Norman Gilbert at Tramway – Artforum International


This survey exhibition spans the seventy-year career of Norman Gilbert (1926–2019). The Glasgow-based artist, who worked into his nineties, produced all his drawings and paintings in a studio situated within his family home, located only a few blocks from Tramway.

Gilbert treated all his subjects—most frequently, his family, his friends, and the treasured objects that occupied his home—with the same vibrant flatness. He amplified moments of domestic intimacy; paintings show small children pouring tea, their fingers gripping a teapot, or couples lying next to each other, legs entangled. Lifting formal motifs from clothes, wallpaper, and furnishings he encountered, Gilbert managed to balance each shape, line, and color, creating compositions that hum with an unexpected serenity. In Reclining Boy and Girl, 1971, two figures adorned in bright clothes lie together on a swirling bedspread. Rather than clashing, each additional hue generates a kind of dazzle pattern, so bold that the various shades transcend fighting for real estate on the canvas, as if all the raucous energy had been compressed into tranquility. The paintings hold space for this contradiction, the chaotic and the calm.

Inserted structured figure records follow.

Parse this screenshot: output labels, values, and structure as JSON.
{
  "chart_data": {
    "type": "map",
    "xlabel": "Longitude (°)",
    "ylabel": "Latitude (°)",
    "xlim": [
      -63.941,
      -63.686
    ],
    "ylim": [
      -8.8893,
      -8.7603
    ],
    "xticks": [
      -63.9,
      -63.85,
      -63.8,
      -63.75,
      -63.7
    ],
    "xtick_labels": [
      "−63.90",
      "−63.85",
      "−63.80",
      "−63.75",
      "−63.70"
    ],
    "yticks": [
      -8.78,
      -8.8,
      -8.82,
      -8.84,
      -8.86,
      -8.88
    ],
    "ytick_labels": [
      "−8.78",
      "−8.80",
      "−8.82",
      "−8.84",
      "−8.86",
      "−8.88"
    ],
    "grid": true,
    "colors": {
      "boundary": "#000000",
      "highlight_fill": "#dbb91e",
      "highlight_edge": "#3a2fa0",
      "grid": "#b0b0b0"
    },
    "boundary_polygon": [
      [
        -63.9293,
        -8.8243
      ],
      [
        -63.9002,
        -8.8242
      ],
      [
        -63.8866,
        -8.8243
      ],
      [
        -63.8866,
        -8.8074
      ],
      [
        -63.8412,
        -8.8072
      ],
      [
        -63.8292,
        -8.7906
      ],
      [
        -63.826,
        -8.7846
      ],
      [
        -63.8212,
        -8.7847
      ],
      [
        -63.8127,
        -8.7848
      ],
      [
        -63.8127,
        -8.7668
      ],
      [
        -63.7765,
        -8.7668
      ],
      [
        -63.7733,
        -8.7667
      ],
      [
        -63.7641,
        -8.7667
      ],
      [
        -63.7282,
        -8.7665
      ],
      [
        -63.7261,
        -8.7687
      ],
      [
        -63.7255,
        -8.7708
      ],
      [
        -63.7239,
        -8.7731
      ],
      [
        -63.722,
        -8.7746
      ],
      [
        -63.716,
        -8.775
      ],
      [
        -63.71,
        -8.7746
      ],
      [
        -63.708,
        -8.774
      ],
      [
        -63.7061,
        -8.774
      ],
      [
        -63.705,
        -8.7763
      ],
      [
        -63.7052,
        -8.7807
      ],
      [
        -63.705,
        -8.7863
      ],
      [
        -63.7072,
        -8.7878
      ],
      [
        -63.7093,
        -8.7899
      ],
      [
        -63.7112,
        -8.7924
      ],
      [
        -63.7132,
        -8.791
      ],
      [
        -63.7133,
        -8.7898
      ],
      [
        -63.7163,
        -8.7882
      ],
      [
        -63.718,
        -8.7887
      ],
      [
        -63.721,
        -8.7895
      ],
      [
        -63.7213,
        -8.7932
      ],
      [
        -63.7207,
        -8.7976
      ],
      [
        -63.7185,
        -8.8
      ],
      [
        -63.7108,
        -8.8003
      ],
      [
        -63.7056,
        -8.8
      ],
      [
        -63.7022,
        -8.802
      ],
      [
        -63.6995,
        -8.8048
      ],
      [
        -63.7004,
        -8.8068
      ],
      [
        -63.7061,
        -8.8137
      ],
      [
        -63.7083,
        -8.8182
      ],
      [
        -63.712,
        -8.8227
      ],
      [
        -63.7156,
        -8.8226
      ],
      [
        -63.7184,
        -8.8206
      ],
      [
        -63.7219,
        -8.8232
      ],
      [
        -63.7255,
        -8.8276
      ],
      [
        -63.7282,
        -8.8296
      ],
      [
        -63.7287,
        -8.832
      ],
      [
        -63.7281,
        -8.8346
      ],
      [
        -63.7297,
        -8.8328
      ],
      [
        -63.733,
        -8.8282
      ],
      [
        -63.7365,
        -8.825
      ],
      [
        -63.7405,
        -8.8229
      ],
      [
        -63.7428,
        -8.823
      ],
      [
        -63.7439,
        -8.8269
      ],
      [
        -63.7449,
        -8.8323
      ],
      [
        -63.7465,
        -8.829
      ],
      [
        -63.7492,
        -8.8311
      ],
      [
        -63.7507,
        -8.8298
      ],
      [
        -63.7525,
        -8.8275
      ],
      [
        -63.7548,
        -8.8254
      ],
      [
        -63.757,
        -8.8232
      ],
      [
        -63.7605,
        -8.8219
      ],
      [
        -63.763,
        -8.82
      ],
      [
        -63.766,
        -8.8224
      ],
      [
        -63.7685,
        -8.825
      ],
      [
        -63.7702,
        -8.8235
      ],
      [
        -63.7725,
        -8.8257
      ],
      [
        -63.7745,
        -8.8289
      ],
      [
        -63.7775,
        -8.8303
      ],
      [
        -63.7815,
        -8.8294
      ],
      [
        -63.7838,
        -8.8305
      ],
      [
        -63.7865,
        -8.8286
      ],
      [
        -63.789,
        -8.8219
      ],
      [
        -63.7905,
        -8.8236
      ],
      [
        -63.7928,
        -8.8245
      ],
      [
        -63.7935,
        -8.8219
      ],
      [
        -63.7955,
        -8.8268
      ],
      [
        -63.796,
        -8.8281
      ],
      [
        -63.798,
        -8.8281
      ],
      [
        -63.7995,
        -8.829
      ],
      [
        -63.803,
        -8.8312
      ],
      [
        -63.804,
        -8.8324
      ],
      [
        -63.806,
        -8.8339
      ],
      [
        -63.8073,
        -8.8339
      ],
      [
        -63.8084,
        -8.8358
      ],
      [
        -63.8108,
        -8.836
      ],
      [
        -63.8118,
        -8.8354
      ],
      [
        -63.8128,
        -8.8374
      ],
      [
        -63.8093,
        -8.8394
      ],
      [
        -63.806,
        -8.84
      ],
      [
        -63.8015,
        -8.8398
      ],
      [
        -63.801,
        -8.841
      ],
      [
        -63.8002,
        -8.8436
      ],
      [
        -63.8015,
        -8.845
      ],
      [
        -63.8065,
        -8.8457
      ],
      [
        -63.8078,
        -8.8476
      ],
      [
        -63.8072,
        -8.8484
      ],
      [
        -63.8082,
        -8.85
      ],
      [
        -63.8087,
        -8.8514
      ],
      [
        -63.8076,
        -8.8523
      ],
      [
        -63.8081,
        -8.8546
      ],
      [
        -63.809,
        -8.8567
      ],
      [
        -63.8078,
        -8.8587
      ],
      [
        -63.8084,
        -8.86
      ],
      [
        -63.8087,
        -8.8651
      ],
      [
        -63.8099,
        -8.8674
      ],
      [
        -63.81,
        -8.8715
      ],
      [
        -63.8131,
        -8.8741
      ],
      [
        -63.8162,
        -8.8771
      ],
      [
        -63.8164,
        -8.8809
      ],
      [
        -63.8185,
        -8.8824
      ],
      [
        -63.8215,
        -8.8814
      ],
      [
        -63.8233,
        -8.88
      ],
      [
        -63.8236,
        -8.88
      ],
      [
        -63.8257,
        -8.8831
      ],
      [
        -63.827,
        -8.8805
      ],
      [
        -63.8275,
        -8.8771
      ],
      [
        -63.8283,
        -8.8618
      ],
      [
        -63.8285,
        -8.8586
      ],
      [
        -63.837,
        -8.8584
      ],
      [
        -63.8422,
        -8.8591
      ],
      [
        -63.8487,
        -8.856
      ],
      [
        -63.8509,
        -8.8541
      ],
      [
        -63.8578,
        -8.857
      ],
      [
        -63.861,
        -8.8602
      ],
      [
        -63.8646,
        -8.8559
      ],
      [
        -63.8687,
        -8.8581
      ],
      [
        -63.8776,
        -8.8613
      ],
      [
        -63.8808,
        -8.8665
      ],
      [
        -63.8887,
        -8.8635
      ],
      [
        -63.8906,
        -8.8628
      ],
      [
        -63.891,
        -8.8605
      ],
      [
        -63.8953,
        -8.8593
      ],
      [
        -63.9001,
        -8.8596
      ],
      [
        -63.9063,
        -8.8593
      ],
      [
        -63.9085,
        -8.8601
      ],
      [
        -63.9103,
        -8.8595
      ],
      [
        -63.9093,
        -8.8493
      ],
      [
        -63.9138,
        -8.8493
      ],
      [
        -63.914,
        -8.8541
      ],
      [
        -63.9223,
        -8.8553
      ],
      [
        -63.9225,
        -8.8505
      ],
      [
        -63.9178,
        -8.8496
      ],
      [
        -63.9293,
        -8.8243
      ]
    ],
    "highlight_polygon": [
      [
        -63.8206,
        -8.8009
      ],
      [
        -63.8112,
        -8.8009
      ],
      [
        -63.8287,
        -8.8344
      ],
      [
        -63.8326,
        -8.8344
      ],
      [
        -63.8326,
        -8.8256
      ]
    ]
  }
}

As the artist’s house begins to empty—the children grow up and move out; his wife dies—Gilbert turns his attention to its interior, as seen in Plants, Patchwork and Two Green Chairs, 2019. The aura of family still clings to the objects that surround him, the plants nourished with their breath and the dust on the side table kicked up by their to-ing and fro-ing. Gilbert brought this all forth in the most delicate hypercolor. In doing so, he revealed the ongoing demand made on our homes: that they not only bear witness to but actively preserve the tiny histories we fill them with daily.